More about patriotism

Asgard is not a place. Never was. Asgard is where our people stand.

Odin. Thor Ragnarok

<Insert country name> doesn’t exist! No, really. Everything we know about Russia, Ukraine, the Czech Republic, or the USA is equivalent to our knowledge of Santa Claus or Jack Sparrow. We casually talk about these characters, and we even attribute certain actions to them. Santa Claus brings gifts, for example. Everyone knows what Santa Claus looks like, where he lives, and how he gets into homes to wish children a Happy New Year.

The country you consider your homeland doesn’t exist, just like Santa Claus. If the people who remember a certain country disappear, then that country will vanish too. There are no borders except on maps (and if they do exist physically, in the form of posts, barriers, or barbed wire, those physical borders were established according to the maps, not the other way around. While mountains and seas are marked on a map based on their actual existence in a specific location, border posts are planted in the ground where everyone believes they should stand.)

Moreover, even if a country’s borders change, it doesn’t mean that the country has disappeared or become a different one. Look at how the borders of countries have shifted throughout their existence. Often, they ended up in completely different locations compared to where they were originally declared.

So what is this country that we are supposed to love? Where is it, how can we touch it? Propaganda refers to the name of the country as something universal for everyone. Like Santa Claus. He’s pretty much the same for everyone. A beard, a fur coat, a staff, a young companion… But with the country, it’s even worse. For everyone, it’s different. For some, a courtyard among the Khrushchyovkas (five-story apartment buildings) comes to mind. For others, it’s a lake in a ravine behind the village. For some, it’s the mountains where sheep graze. Everyone will picture their own version of the country. But everyone will think that when they hear the name of the country, everyone else has the same image in their heads. Just like with Santa Claus.

But this is a deception. And, like with all unreal things, people try to cope with cognitive dissonance in some way and begin to attempt to materialize the nonexistent. There is even a special term for this: reification. For things like a country, Santa Claus, or the value of money, there is the term “intersubjective reality.” In other words, these things exist only in our minds, not in nature. But they exist in the minds of many at once.

How do we try to materialize the unreal? Has anyone ever seen material things adorned with symbolism? Does your laptop or washing machine have a flag or anthem? Of course not. They don’t need that! But intangible things do. You can’t believe in what doesn’t exist without creating symbols and legends. Flags, coats of arms, borders, and documents are needed to prove that a country exists. This is why churches are built and icons are hung in them—to provide some kind of material support for the intangible concept of God. Especially since everyone has a different idea of God in their head.

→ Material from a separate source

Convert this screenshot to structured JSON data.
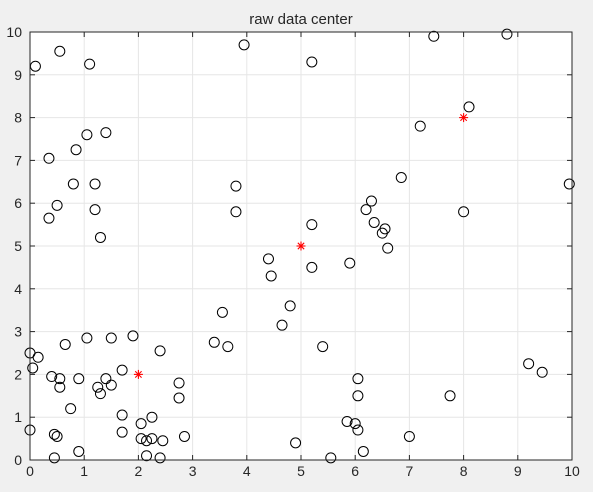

Indeed, everyone has a different idea of what their country is. It’s enough for the propaganda machine to work on the minds of the population, and suddenly you have terms like “historical justice,” “territorial claims,” “Russian world,” and someone’s (as it turns out) Crimea, and so on. Yet, no one in any country has actually felt that they gained or lost Crimea in any way.

And if a country has a president, then what is this president of? “Where’s our prosecutor? In the sixth chamber where Napoleon used to be…”

You know what Disney pays actress Elizabeth Olsen, who plays Scarlet Witch Wanda in the Marvel Cinematic Universe, for? It’s for her ability to not burst out laughing during filming while she continues to wave her hands around with a serious expression, directing “mystical energy” against her enemies.

Somewhere for the same thing, a salary is paid to the “president of the country.” Maybe that’s why professional actors or clowns become presidents?